Verizon is looking at scenarios for merging with cable giant Charter Communications, the Wall Street Journal reported — which, if such a multibillion-dollar blockbuster deal happened, would continue the wave of consolidation in the telecom and pay-TV sector.
Verizon chief Lowell McAdam made a “preliminary” overture to “officials close to Charter,” and the telco has enlisted advisers to study a possible merger, according to the Journal report, which cited anonymous sources.
Bloomberg later reported that McAdam met with Greg Maffei, CEO of Liberty Media — which owns a stake in Charter — to discuss a potential deal for the cable operator. Verizon has mulled more than 10 other potential targets, per Bloomberg’s sources, including large media companies, telecom providers and cable operators. There currently are no “significant” talks between Verizon and Charter, according to CNBC.
Verizon and Charter reps declined to comment on the reports. Charter shares were up more than 7% in trading Thursday morning on the report, while Verizon’s stock was down 1.6%.
With the backing of billionaire John Malone’s Liberty Media, Charter last year completed its takeover of Time Warner Cable, after Comcast’s attempt to buy TWC failed in the wake of regulatory opposition, giving it a presence in major markets like New York and L.A. Charter at the same time acquired Bright House Networks and is now the No. 2 cable operator behind Comcast.
For Verizon, the urge to merge comes as growth in its wireless sector has been slowing — and coupling with Charter would give the telco a much bigger footprint to gain economies of scale.

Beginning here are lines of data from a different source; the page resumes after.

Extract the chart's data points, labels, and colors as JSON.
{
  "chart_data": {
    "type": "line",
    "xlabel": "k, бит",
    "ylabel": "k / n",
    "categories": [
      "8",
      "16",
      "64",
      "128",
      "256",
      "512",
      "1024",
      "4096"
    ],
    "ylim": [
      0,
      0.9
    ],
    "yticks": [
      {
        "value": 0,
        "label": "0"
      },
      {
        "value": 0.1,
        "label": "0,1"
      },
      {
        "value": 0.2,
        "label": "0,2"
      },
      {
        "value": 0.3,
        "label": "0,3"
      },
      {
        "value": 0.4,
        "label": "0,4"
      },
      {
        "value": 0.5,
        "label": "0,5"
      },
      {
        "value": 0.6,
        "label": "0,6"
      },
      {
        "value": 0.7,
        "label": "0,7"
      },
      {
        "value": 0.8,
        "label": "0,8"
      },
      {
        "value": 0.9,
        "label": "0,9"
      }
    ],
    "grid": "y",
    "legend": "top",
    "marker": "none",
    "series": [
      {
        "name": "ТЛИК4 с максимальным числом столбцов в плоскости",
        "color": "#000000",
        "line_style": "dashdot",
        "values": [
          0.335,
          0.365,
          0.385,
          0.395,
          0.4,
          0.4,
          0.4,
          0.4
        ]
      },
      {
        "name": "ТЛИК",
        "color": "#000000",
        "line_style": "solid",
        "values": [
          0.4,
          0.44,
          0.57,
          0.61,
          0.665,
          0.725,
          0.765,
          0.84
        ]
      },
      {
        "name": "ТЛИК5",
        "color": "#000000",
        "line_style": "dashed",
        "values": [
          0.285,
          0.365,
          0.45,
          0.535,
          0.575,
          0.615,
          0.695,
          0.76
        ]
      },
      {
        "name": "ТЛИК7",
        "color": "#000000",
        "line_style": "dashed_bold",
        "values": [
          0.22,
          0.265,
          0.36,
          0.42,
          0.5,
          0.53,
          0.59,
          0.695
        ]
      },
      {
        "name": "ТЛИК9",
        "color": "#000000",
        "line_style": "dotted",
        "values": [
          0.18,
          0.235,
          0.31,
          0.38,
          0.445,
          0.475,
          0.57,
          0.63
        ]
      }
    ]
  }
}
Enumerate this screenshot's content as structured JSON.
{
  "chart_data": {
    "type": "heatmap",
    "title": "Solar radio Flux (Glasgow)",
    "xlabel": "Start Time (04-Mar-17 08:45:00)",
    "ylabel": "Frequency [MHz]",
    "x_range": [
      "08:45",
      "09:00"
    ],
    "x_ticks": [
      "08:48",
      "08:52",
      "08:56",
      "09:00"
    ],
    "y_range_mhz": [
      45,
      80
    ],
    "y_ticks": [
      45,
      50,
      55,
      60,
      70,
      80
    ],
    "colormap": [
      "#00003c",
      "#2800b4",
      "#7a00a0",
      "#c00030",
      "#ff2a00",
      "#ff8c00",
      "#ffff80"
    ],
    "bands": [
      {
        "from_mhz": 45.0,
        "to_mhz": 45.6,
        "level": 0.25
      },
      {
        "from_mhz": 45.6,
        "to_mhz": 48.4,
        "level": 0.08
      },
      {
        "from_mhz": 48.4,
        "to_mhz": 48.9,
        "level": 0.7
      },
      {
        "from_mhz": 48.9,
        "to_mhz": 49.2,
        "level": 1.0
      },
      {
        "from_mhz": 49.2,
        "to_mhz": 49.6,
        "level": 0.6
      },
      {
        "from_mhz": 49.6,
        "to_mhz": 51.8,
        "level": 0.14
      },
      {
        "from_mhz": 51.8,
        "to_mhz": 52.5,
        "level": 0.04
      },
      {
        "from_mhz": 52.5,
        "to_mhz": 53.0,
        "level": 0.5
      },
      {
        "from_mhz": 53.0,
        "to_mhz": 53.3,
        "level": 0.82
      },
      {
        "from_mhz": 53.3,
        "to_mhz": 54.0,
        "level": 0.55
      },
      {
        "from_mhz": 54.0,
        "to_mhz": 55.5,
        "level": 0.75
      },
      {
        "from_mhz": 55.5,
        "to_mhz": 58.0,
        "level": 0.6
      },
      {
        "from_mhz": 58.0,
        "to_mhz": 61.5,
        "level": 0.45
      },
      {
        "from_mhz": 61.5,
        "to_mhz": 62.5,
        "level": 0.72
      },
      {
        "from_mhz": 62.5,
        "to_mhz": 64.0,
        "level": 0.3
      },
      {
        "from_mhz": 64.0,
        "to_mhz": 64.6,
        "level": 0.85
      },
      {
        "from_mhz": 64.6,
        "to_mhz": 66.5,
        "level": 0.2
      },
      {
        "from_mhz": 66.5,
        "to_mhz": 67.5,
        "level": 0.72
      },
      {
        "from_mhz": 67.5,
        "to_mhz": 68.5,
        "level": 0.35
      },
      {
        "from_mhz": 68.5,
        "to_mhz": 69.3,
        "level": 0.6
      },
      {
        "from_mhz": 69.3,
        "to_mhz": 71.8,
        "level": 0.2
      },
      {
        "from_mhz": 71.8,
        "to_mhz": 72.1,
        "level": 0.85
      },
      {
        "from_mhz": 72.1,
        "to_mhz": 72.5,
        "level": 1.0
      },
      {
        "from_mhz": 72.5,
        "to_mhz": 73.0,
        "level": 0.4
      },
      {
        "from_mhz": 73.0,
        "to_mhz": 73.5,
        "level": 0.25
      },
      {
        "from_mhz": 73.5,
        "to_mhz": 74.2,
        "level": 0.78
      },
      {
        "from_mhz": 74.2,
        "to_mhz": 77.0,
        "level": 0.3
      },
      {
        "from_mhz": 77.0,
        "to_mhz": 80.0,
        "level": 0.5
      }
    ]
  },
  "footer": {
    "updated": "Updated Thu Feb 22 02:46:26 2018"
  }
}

Verizon would be able to tap into Charter’s backbone networks for wireless data backhaul, and a combined Verizon-Charter would have more leverage in negotiating programming deals with TV programmers.
Meanwhile, AT&T in 2015 acquired DirecTV, making the combined company the No. 1 U.S. pay-TV provider, and the telco is trying to swallow Time Warner in an $85 billion deal pending regulatory review.
Word that Verizon is potentially sniffing around Charter comes as Verizon’s $4.8 billion bid for Yahoo’s operating businesses remains in limbo following the internet company’s disclosure of two massive user-info breaches. Verizon said in its fourth-quarter earnings announcement Tuesday that it “continues to work with Yahoo to assess the impact of data breaches”; Yahoo this week said it expects the deal with Verizon to close in the second quarter of 2017.
Any kind of Verizon-Charter tie-up would face close regulatory review. The Trump administration is viewed as more laissez-faire than Obama’s, but even given President Trump’s business-friendly bias it would likely be a hard sell, since combining Verizon and Charter would eliminate a competitor for broadband, TV and phone service in many areas. But “while there is no guarantee on anything coming out of D.C., we do think such a combination would pass regulatory review,” Wells Fargo analyst Marci Ryvicker wrote in a research note. “It wouldn’t necessarily be easy but it should go through.”
Charter (combined with TW Cable) had 16.9 million residential video customers and 21 million broadband subs as of last September, while Verizon had 4.7 million Fios TV and 7 million high-speed internet subs at the end of 2016. For Q4, Verizon added a net 591,000 postpaid wireless connections (versus 1.5 million a year earlier) to stand at 108.8 million postpaid wireless retail customers.